If she asked him to stop, she knew he would. But she didn’t.
“Tell me,” Max said. “Tell me that I’m wrong.”
She didn’t tell him he was wrong, because their conversation ended. They were no longer alone. Francis walked into the reference area. There was no way to know if he had heard them.
“A fine morning for the library, wouldn’t you say?” Francis said. “The reference desk calls have been coming to my desk.” He held a pile of messages.
Did he look smug? Did he look suspicious? He just looked like Francis.
“Thank you for answering them,” Liesl said.
“Two were really reference questions,” Francis said.
“What a treat,” Liesl said.
“One was researching armorial bindings.”
“How are the donor calls?” Max asked.
“Plentiful,” Francis said. “Bit surprising, isn’t it, how many people still read the morning paper? Makes you think those doom-and-gloom stories about the death of print are overstated.”
“I’ll take the messages,” Liesl said.
“I suppose I should say I told you so,” Francis said. “Liesl, I warned you against calling the police, didn’t I?”
“Indeed you did.”
“Nothing to do about it now. The story named a suspect, which is helpful to us, I’d say.”
“I disagree,” Liesl said. “How is it helpful that the donors and everyone else think Miriam is a suspect in the theft?”
“Looks better than us twiddling our thumbs,” Francis said.
“It’s a woman’s reputation,” Liesl said. “I’d prefer to look bad.”
“The police suspect her,” Francis said. “That’s the simple truth.”
“We should know better.”
“Why are you all of a sudden so adamant?”
“Maybe I’m in receipt of new information. Maybe I’m thinking straight.”
“I’m not sure what’s going on,” Francis said. “It’s a stressful day, Liesl. Here are the messages. Let me know if I can help.”
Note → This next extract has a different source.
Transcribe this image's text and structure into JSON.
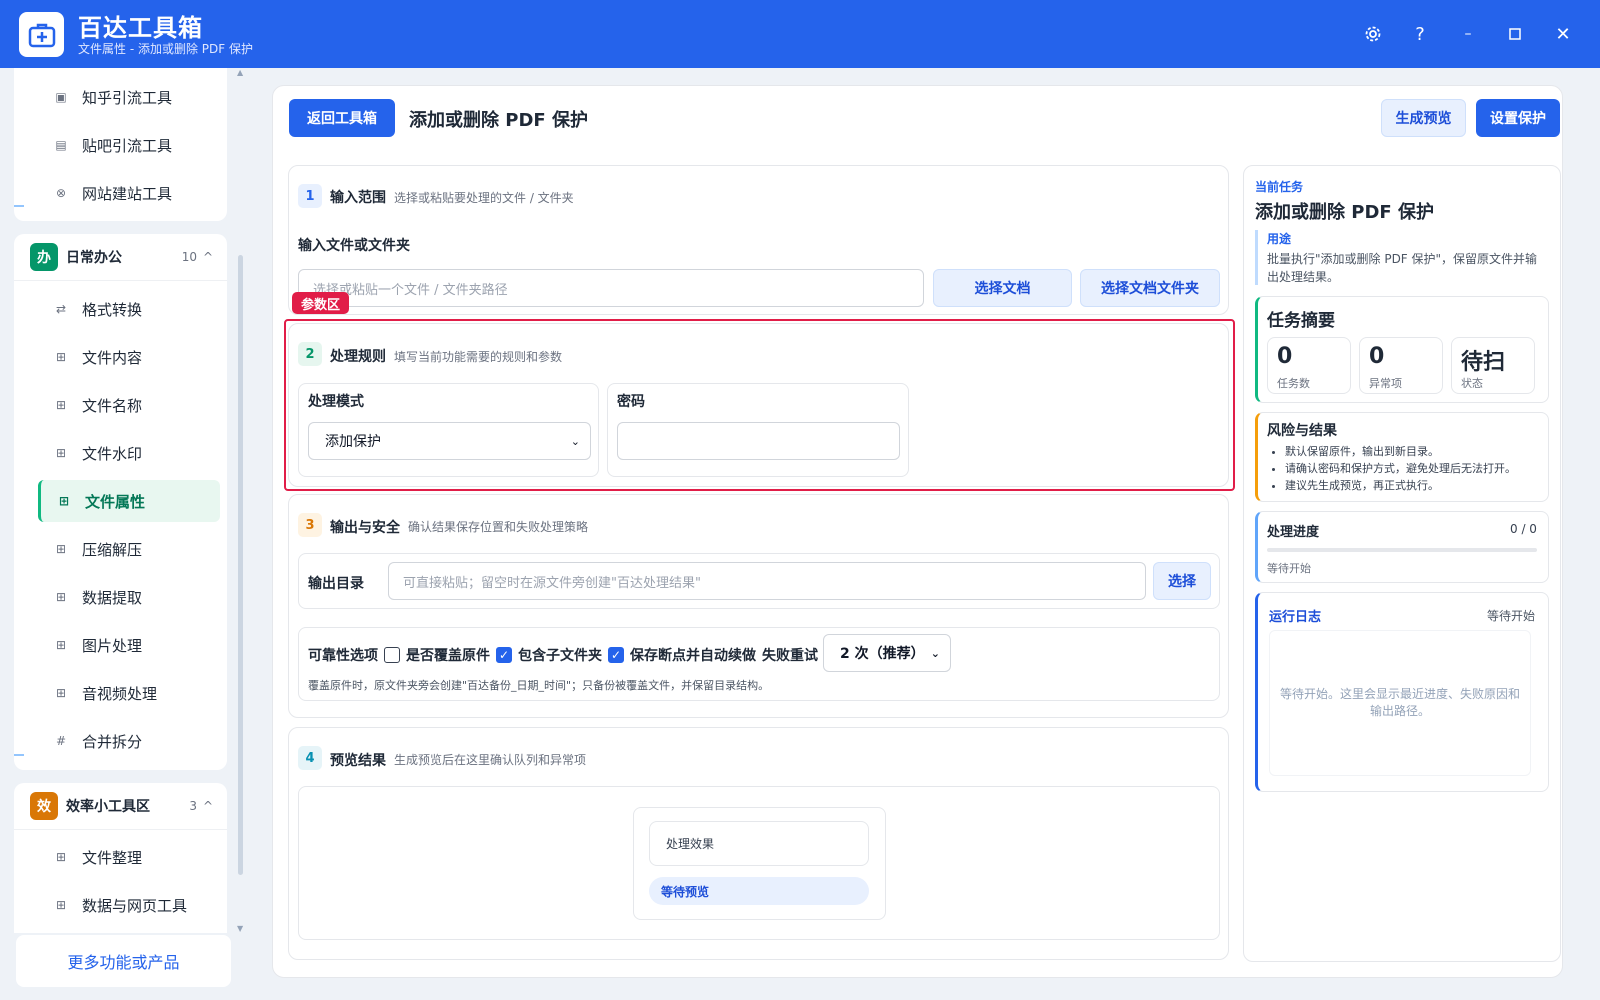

A moment later, after Francis had made a statement with his exit, spinning on a heel as he delivered his last statement, Max and Liesl found themselves locking eyes. They were again alone; the graduate student’s pencil was sharp. He was hunched over a desk behind a glass door, tip of this tongue sticking through his lips in concentration.
Max adjusted his already-perfect tie and watched Liesl in silence as the memory of Francis receded from the space. When she said nothing, Max raised his eyebrows at her; she was standing with her arms crossed.
“So you believe me then?” Max said.
“I didn’t say that.”
“You didn’t have to, Liesl. You behaved like it.”
“No,” she said, looking off in the direction where Francis had disappeared. “I spoke in defense of Miriam.”
“Right, Liesl. But if Miriam isn’t the thief, then someone else is.”
“Someone. Not Francis.”
Max gave her a steady look, then spun the chair around and faced the computer screen. After a few moments of silence, he gave a slight shake of the head.
“Right,” he said. “You two are close, so this is hard for you.”
Liesl refused to accept that. She changed direction.
“You’ve offered no evidence.”
“Haven’t I?”
“He was against the police, Max. That’s all.”
Liesl was surprised that Max seemed so fixed on the idea of Francis as the culprit. The men had a long relationship, no history of coldness between them that she knew.
“It might be all,” Max said. “Or it might be the first piece of something bigger.”
Max waved a hand as to if signal the conversation was over, but Liesl felt determined to continue. She pulled a chair over directly next to Max and sat herself in it. Refused to accept his back to her any longer. This time she took the accusing tone.
“You sound paranoid,” Liesl said. “Francis is your colleague.”
“I know,” he said. This time he was the one who glanced over to make sure Francis was not returning. “But we won’t find who did it without asking questions.”
“Christopher would know,” Liesl said, thinking of the confident Christopher holding court in his office, the one who didn’t exist anymore, not the near-corpse in the ICU. “I’m sure he would just know.”
“He’s as good with people as he is with books,” Max said.